Issue with dimensions and indexes in transformed parameters block

I’m trying to estimate the hierarchical linear model below, but R is bringing up the following error:

‘Too many indexes, expression dimensions=0, index found =1’.

The issue is with the transformed parameters block, but I can’t seem to figure what the issue is. Does anyone have any ideas?

data {
  int<lower=1> N;      //Number of data points
  int behaviour[N];       //Outcome - QRP Own Behaviour
  //Clustering Factor
  int K;      //Number of respondents
  int<lower=0> respondent[N];      //Vector of respondent ID
  //Measurement Level Predictors
  real prevalence[N];      
  real trust_sci[N];      
  //Person Level Predictors
  real prevalence_b;      
  int field_artshum;      
  int field_nattech;      
  int field_medhealth;    
  real career_stage;      
}

parameters {
  real alpha_raw[K];      
  real beta_p_r[K];      
  real beta_trust_sci[K];      
  real<lower=0> sigma_resp[K];      
  real alpha_top;     
  real<lower=0> alpha_sigma;
  real beta_p_top;     
  real<lower=0> beta_p_sigma;      
  real beta_ts_top;      
  real<lower=0> beta_ts_sigma;      
  real beta_p_b;      
  real beta_artshum; 
  real beta_nattech; 
  real beta_medhealth; 
  real beta_career; 
  real lambda; 

transformed parameters {
  real alpha[K];
  for(i in 1:K){
    alpha[i] = alpha_sigma * alpha_raw[i] + alpha_top + beta_p_b*prevalence_b[i];
  }
}

model {
  for(i in 1:N) {
    int a_respondent;
    a_respondent = respondent[i];
    behaviour[i] ~ exp_mod_normal(alpha[a_respondent] + beta_p_r[a_respondent]*prevalence[i] +
    beta_trust_sci*trust_sci[i], sigma_resp[a_respondent], lambda);
  }
  //priors
  alpha_raw ~ normal(0, 1);
  beta_p_r ~ normal(beta_p_top, beta_p_sigma);
  beta_trust_sci ~ normal(beta_ts_top, beta_ts_sigma);
  sigma_resp ~ cauchy(0,10);
  //hyper-priors
  alpha_top ~ normal(0,2);
  beta_p_top ~ normal(0,2);
  beta_ts_top ~ normal(0,2);
  alpha_sigma ~ normal(0,2);
  beta_p_sigma ~ normal(0,2);
  beta_ts_sigma ~ normal(0,2);
  beta_p_b ~ normal(0,2);
}

generated quantities{
  real alpha_overall;
  real beta_p_overall;
  real logLikelihood[N];
  vector[N] y_rep;
  
  alpha_overall = exp_mod_normal_rng(alpha_top, alpha_sigma, lambda);
  beta_p_overall = exp_mod_normal_rng(beta_p_top, beta_p_sigma, lambda);
  for (i in 1:N) {
    y_rep[i] = exp_mod_normal_rng(alpha[respondent] + beta_p_r[respondent]*prevalence[i] +
    beta_trust_sci*trust_sci[i], sigma_resp[respondent], lambda);
}
  for (i in 1:N) {
    logLikelihood[i] = exp_mod_normal_lpdf(behaviour[i] | alpha[respondent] + beta_p_r[respondent]*prevalence[i] +
    beta_trust_sci*trust_sci[i], sigma_resp[respondent], lambda);
}
}

Hi,
the problem appears to be the line:

    alpha[i] = alpha_sigma * alpha_raw[i] + alpha_top + beta_p_b*prevalence_b[i];

where prevalence_b[i] is indexed by i, but is defined as real prevalence_b;, i.e. with no dimensions.

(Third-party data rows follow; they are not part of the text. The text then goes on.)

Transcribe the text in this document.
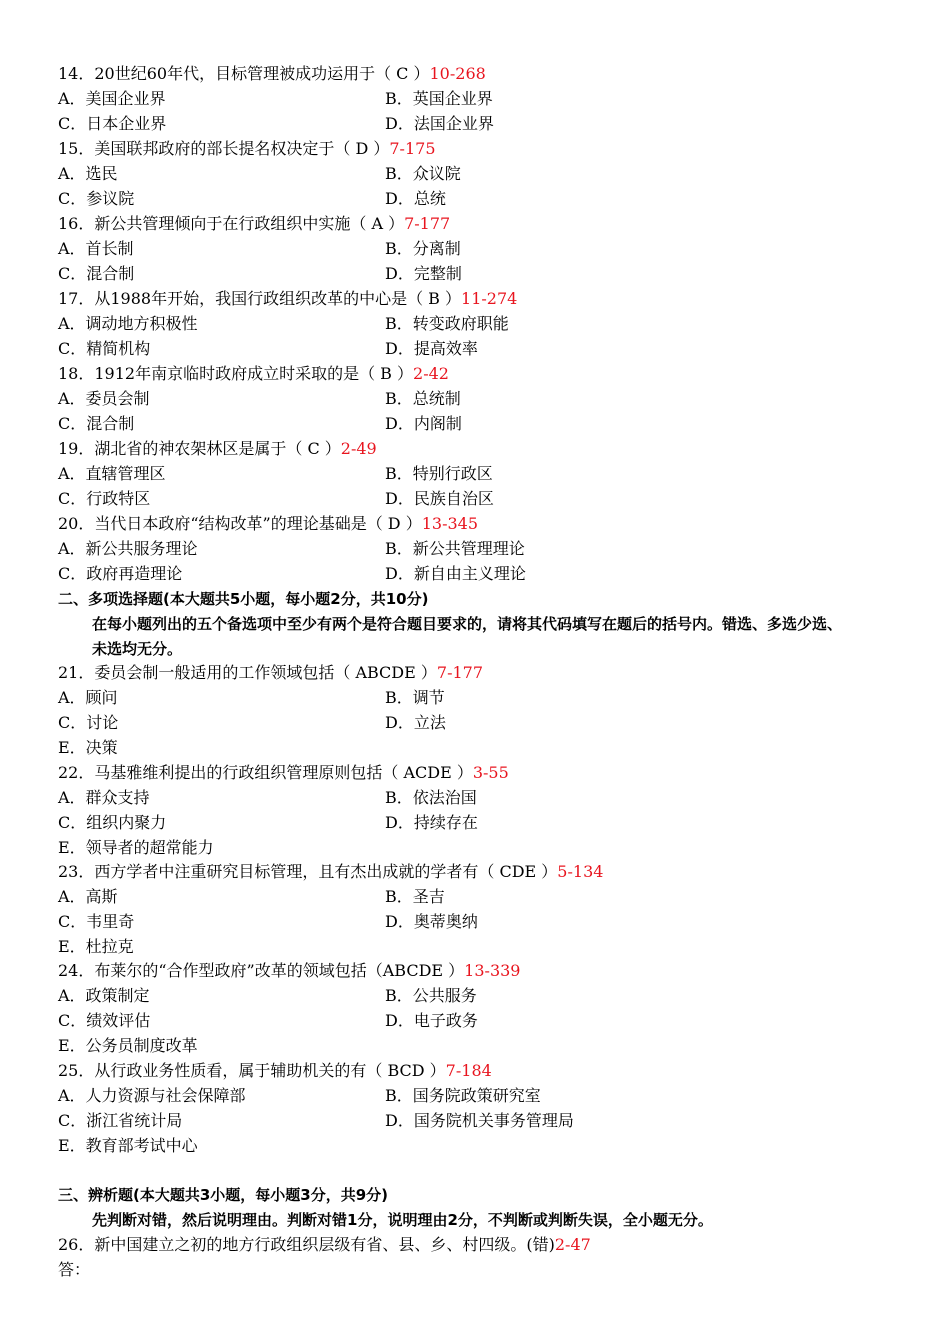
14．20世纪60年代，目标管理被成功运用于（ C ）10-268
A．美国企业界	B．英国企业界
C．日本企业界	D．法国企业界
15．美国联邦政府的部长提名权决定于（ D ）7-175
A．选民	B．众议院
C．参议院	D．总统
16．新公共管理倾向于在行政组织中实施（ A ）7-177
A．首长制	B．分离制
C．混合制	D．完整制
17．从1988年开始，我国行政组织改革的中心是（ B ）11-274
A．调动地方积极性	B．转变政府职能
C．精简机构	D．提高效率
18．1912年南京临时政府成立时采取的是（ B ）2-42
A．委员会制	B．总统制
C．混合制	D．内阁制
19．湖北省的神农架林区是属于（ C ）2-49
A．直辖管理区	B．特别行政区
C．行政特区	D．民族自治区
20．当代日本政府“结构改革”的理论基础是（ D ）13-345
A．新公共服务理论	B．新公共管理理论
C．政府再造理论	D．新自由主义理论
二、多项选择题(本大题共5小题，每小题2分，共10分)
在每小题列出的五个备选项中至少有两个是符合题目要求的，请将其代码填写在题后的括号内。错选、多选少选、
未选均无分。
21．委员会制一般适用的工作领域包括（ ABCDE ）7-177
A．顾问	B．调节
C．讨论	D．立法
E．决策
22．马基雅维利提出的行政组织管理原则包括（ ACDE ）3-55
A．群众支持	B．依法治国
C．组织内聚力	D．持续存在
E．领导者的超常能力
23．西方学者中注重研究目标管理，且有杰出成就的学者有（ CDE ）5-134
A．高斯	B．圣吉
C．韦里奇	D．奥蒂奥纳
E．杜拉克
24．布莱尔的“合作型政府”改革的领域包括（ABCDE ）13-339
A．政策制定	B．公共服务
C．绩效评估	D．电子政务
E．公务员制度改革
25．从行政业务性质看，属于辅助机关的有（ BCD ）7-184
A．人力资源与社会保障部	B．国务院政策研究室
C．浙江省统计局	D．国务院机关事务管理局
E．教育部考试中心
三、辨析题(本大题共3小题，每小题3分，共9分)
先判断对错，然后说明理由。判断对错1分，说明理由2分，不判断或判断失误，全小题无分。
26．新中国建立之初的地方行政组织层级有省、县、乡、村四级。(错)2-47
答：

Best of luck with your model!

1 Like

The problem is that you try to iterate over prevalence_b, which you declare to be a non-array real.
Naturally prevalence_b has no indices you can call.

2 Likes

Thank you, @martinmodrak ! That seems to have resolved the issue! (: Marked as solution.